Every meal tracked through Eat for Impact is assigned an estimated greenhouse gas savings, water savings, and land savings based on what was replaced and what replaced it.

Our Primary Source

Our emissions estimates are grounded in the Poore & Nemecek (2018) study, one of the most comprehensive analyses of food's environmental impact ever published. It examined data from over 38,000 farms across 119 countries and covered the full supply chain — from land use to processing to transportation to retail.

You can explore the study and its data at Our World in Data: ourworldindata.org/environmental-impacts-of-food

What We Measure

For each meal transition, we calculate the difference between the environmental footprint of the animal-based item and its plant-based equivalent across three categories:

  • Greenhouse Gas Emissions — measured in kilograms of CO₂ equivalent (kg CO₂e). This accounts for carbon dioxide, methane, and nitrous oxide across the full production chain.
  • Water Use — measured in liters per serving. This reflects the total freshwater consumed or polluted in producing the food, not just what's used in cooking.
  • Land Use — measured in square meters per serving. Animal agriculture requires significantly more land, both for grazing and for growing feed crops.

The Numbers We Use

We use mean and high-end figures from the Poore & Nemecek (2018) dataset, which better reflect real-world conditions of commercial food production at scale — including feed inefficiencies, transportation, and processing losses — rather than optimized low-emission outliers. We disclose this so our numbers can be evaluated honestly.

Per-serving emissions figures we apply to common animal proteins: Beef 14.9 kg CO₂e · Lamb 6.0 · Chicken 4.5 · Fish (farmed) 3.0 · Pork 2.25 · Eggs 0.7 · Cow's milk 1.5 · Cheese 3.0. Our blended average for a plant-based serving is approximately 0.83 kg CO₂e.
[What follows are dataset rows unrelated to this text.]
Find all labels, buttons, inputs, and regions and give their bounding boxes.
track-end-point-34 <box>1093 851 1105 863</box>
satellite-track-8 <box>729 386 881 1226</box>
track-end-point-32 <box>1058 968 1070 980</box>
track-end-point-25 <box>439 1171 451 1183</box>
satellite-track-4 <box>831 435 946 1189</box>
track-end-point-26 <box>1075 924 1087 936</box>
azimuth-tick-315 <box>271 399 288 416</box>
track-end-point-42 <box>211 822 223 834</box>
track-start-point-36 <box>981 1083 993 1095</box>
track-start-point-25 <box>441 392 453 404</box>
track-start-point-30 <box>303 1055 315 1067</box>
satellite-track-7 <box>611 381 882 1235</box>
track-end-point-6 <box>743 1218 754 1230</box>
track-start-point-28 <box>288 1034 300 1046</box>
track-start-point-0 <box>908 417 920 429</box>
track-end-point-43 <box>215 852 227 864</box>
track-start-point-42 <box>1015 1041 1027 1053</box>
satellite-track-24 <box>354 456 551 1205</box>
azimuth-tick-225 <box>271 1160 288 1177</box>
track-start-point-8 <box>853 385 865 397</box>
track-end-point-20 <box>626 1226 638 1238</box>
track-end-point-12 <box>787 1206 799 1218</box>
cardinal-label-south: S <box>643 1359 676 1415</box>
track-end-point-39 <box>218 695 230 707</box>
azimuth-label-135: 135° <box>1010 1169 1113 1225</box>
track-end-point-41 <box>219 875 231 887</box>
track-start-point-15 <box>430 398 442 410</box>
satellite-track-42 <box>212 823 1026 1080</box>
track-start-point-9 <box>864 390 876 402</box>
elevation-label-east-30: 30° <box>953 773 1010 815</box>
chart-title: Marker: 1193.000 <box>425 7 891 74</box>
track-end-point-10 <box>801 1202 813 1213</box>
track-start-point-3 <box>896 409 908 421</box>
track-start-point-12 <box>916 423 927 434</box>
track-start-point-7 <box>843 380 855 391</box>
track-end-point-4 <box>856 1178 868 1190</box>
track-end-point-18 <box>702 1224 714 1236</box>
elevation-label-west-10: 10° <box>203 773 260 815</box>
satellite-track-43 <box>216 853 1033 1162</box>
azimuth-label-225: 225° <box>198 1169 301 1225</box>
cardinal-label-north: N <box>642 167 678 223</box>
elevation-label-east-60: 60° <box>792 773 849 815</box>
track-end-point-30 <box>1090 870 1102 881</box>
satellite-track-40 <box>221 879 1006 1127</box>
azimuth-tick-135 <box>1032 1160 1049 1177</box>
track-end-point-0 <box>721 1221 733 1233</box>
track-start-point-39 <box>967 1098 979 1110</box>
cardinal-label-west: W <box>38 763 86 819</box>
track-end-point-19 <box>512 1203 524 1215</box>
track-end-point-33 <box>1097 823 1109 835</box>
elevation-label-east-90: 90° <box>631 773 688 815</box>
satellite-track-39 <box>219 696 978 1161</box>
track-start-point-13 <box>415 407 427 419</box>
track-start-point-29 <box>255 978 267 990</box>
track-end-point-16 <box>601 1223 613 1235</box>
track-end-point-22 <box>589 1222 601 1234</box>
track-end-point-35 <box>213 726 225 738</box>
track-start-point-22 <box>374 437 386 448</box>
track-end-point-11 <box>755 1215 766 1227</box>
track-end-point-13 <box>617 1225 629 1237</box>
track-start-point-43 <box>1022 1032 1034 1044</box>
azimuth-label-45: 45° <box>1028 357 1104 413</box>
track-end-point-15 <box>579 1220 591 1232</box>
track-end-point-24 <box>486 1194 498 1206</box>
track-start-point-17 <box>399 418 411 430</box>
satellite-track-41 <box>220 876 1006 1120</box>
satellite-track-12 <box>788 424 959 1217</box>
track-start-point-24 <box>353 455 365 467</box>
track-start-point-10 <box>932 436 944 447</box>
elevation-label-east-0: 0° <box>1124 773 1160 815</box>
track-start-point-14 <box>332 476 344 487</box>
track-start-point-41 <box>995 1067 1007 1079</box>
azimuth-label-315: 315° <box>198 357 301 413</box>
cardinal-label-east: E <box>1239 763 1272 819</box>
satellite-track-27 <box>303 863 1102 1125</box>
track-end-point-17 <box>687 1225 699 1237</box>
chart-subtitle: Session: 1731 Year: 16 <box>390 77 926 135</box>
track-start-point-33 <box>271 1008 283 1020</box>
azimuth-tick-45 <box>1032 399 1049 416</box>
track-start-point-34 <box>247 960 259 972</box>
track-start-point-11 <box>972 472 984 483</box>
Our average estimated savings per switched meal: 10.3 kg CO₂e.

Supplementary Sources

What we don't claim: We report estimated savings, not verified reductions. Our figures represent the difference between what was served and a comparable animal-based alternative — they are not audited lifecycle assessments of individual restaurants or dishes. Real-world impact varies based on sourcing, geography, preparation, and portion size. We believe honest numbers are more powerful than inflated ones. Our goal is for every figure we publish to hold up to scrutiny.